I’m a simple guy when it comes to music. I want a music player that stays out of my way, doesn’t try to sell me something and doesn’t take up a lot of my desktop. I want it to be able to play any music format I come across whether it’s MP3’s, FLAC’s, APE’s or game music files and convert them into something more useful. And I want this music player to be portable, able to be stored on a flash drive or even a floppy disk, never ask me for updates and be easy to install and customize.
XMplay is all this and then some.
Windows Media Player, iTunes and even the Amazon Music Player want to make a music library for you. They want to scan your hard drive, find all your music files, and report that information back to the mother-ship. They want to sell you new tracks, download tons of background files, and be constantly running in the background even when you don’t need them. They take up 100’s of megabytes of hard-disk space and infiltrate deep into your registry. They are difficult to customize, extend, or get rid of when you don’t want them anymore.

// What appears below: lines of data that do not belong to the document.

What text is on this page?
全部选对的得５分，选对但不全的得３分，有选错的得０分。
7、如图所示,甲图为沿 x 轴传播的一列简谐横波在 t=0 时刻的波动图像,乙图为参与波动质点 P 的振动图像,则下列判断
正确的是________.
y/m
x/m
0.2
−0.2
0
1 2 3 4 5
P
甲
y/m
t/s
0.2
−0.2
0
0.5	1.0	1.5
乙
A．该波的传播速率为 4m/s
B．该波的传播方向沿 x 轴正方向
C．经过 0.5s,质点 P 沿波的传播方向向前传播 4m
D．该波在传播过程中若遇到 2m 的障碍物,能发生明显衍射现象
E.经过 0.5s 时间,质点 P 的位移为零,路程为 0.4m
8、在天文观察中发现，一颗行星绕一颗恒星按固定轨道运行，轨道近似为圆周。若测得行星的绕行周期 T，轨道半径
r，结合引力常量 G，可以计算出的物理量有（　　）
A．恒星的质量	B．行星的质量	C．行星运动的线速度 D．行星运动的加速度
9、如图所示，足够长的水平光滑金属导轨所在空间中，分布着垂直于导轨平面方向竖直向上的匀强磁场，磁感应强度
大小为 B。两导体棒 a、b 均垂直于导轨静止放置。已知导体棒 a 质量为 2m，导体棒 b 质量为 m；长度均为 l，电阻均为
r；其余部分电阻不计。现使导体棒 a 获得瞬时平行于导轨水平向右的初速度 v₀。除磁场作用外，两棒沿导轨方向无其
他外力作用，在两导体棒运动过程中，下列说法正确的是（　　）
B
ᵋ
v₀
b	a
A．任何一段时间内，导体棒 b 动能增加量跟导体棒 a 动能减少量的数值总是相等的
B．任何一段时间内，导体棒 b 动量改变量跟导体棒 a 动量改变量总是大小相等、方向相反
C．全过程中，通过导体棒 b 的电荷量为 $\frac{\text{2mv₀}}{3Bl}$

Music playback should be simple and ubiquitous, while still being powerful.
XMplay is easy to install, just download the ZIP file and extract it on your hard drive. The default installation with base plug-ins is 433 KB. For those of you who haven’t seen the kilobyte size in a while that’s about an eighth the size of your average photo from a halfway decent camera. Or about one two-hundredth the size of iTunes. The base installation plays MP3, OGG, WAV, CD-Audio and about a dozen more audio formats.
Personally, I’m not a fan of the default skin, but that’s okay because I can change that:
Before XMplay I used Winamp, and the skinning community on the XMplay site has skins that emulate the appearance of the common Winamp versions.
All you have to do is download the skin, and extract it in the same folder as XMplay. When you start up XMplay right-click on the player and select the ‘Skin’ menu to change the appearance of the player to any of the installed skins. There are dozens to choose from and you can even download tools to create your own. Some skins have compact modes which can be toggled by double-clicking on the player.
With the playlist hidden you can control playback with just the bottom bar.
Additional audio formats like MIDI (common to composer programs like MuseScore and Finale SongWriter), FLAC (a lossless high quality audio format), APE (the music format for monkeys) and Shorten (SHN, used for old concert files can be added) can be added with plugins. In addition to its own set of audio plugins, XMplay supports many plugins for Winamp like SHN. Again installation is as simple as downloading the plugin from the XMplay site and extracting it in the XMplay folder.
My recommended list of additional plugins:
- MIDI – Oldy but a goody and be used to convert some older game sound files to music you can burn.
- FLAC – A lot of game bundles offer both MP3 and FLAC downloads. FLAC is high quality compressed but lossless audio and for real audio aficionados offers a better sound than MP3.
- RealAudio – Again some older files, but I bet you have some hiding on one of your old computers, and now you can play it again without having to dig up the old RealPlayer software.
- Apple Lossless – A lot of common Apple formats covered here.
- AAC Plugin – AAC/MP4 playing audio from common video formats.
You can see which audio file formats the player can play back by right-clicking, selecting ‘Options and stuff’ and selecting ‘Integration’ from the selections on the left:
With all of this installed, and maybe a couple of skins and additional plugins, we’re still clocking in at under 2MB. And the best part is if you get a configuration you like you can take that folder, copy it to a flash drive, and take it to any computer you connect to. Throw a compilation of your favorite music on the drive as well and you are set for life.
Here’s all I’m saying. We all are used to the name brand software, just like with a lot of other things. We don’t investigate and make other choices because this is just what everyone does. How else do you explain how Internet Explorer has been one of the dominant browsers (at least until Chrome) for all these years? But with minimal effort you can get something that is actually better, and will stay out of your way so you can listen to music rather than manage it.